Psicólogo Clínico Gestalt-terapeuta
CRP 12/07911
Sento em minha cama. Sei exatamente todas as marcas corroídas pelo tempo que lascaram esse leito. É o tempo que tudo devora. Os segundos ingerindo os meus dias.
Não é a minha pele sem elasticidade ou os cabelos grisalhos que me incomodam. É tudo uma questão de ter vivido demais e o que isso representa, porque tudo... Tudo já parece ser tão comum. É uma solidão repetitiva, como algo já vivido muitas e muitas vezes. Desejos antecipados e sentimentos já sentidos.
Olho para o lado. Um copo de água semi-cheio descansa no criado mudo. Alguns remédios para as dores que sinto nas pernas e na coluna. Pernas que um dia fizeram seus próprios caminhos e agora repousam sobre as dobras do travesseiro. Sobre o criado um porta retrato semi-vazio de lembranças trazem meias palavras, um nó na garganta.
Lembro meu marido que já se foi a tanto tempo que começo a perder a sua fisionomia. Um criado mudo com o pó da minha pele. É o pó a que tudo se finda... Vida, pele, retrato, dor. Minhas lembranças consumidas pelas frações dos segundos na fisionomia do meu marido. Pó que não se retira. Não se limpa. Um pó de um tempo esfarelado que jamais irá se recuperar.
Quem sabe devesse utilizar os remédios que estão ao meu lado e me desligar do mundo? Mas isto é apenas um relance da minha imaginação.
Parece até uma ilusão quando tive que trabalhar e cuidar dos meus filhos que ainda eram pequenos, pois, meu marido nos deixou realmente há muito tempo. Quem me ajudou? Minha mãe! Sim, ela me ajudou e serei grata eternamente. Mas ela também se foi e não teve a chance de ver seus netos se tornarem adolescentes e jovens. Quanta saudade dela.
Saudades também dos meus filhos. Por mais que eles estejam tão longe jamais estiveram distantes dos meus pensamentos e da minha vida.
Tenho medo de talvez não conseguir ver meus netos crescerem. Medo de me perder numa solidão em que ninguém venha me procurar quando eu faltar. Isso me gera calafrios.
Estico meu braço. Minhas mãos trêmulas acompanham aquela fotografia empoeirada. Lá estão todos os meus queridos. Luto contra o tempo para que a cada dia eu consiga guardar a lembrança deles. Ou, às vezes, me alio ao tempo para que me de a chance de poder sonhar com aqueles abraços calorosos e fortes.

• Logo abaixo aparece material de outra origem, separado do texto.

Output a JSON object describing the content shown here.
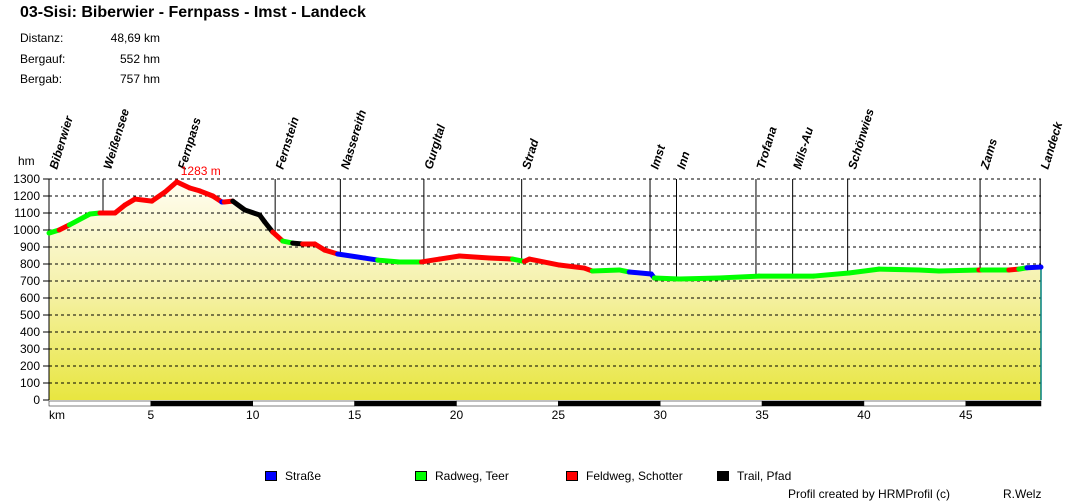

Coloco o retrato no lugar. Ajeito-me com as pernas estendidas. Tento encontrar uma marca nova na cama, mas, nada encontro. O tempo tem dessas coisas.
Fecho os olhos e sinto uma nostalgia. Parece que meu corpo ficou mais fraco ou será que meu corpo desistiu de mim? É até uma sensação confortante. De repente não sinto mais dor. É como nos sonhos onde eu consigo correr sem sentir o peso do mundo sobre a minha coluna.
Inspiro profundamente, inspiro as partículas de pó, respiro um ar de felicidade. Inspiro fundo mais uma vez. E sinto-me contagiada pela esperança de ver aqueles que tanto amo. Sinto que vou matar as saudades de algo tão comum e bom como o velho cheiro do que foi um dia o meu lar. Digo para mim mesma num tom de graça: Mãe eu estou voltando.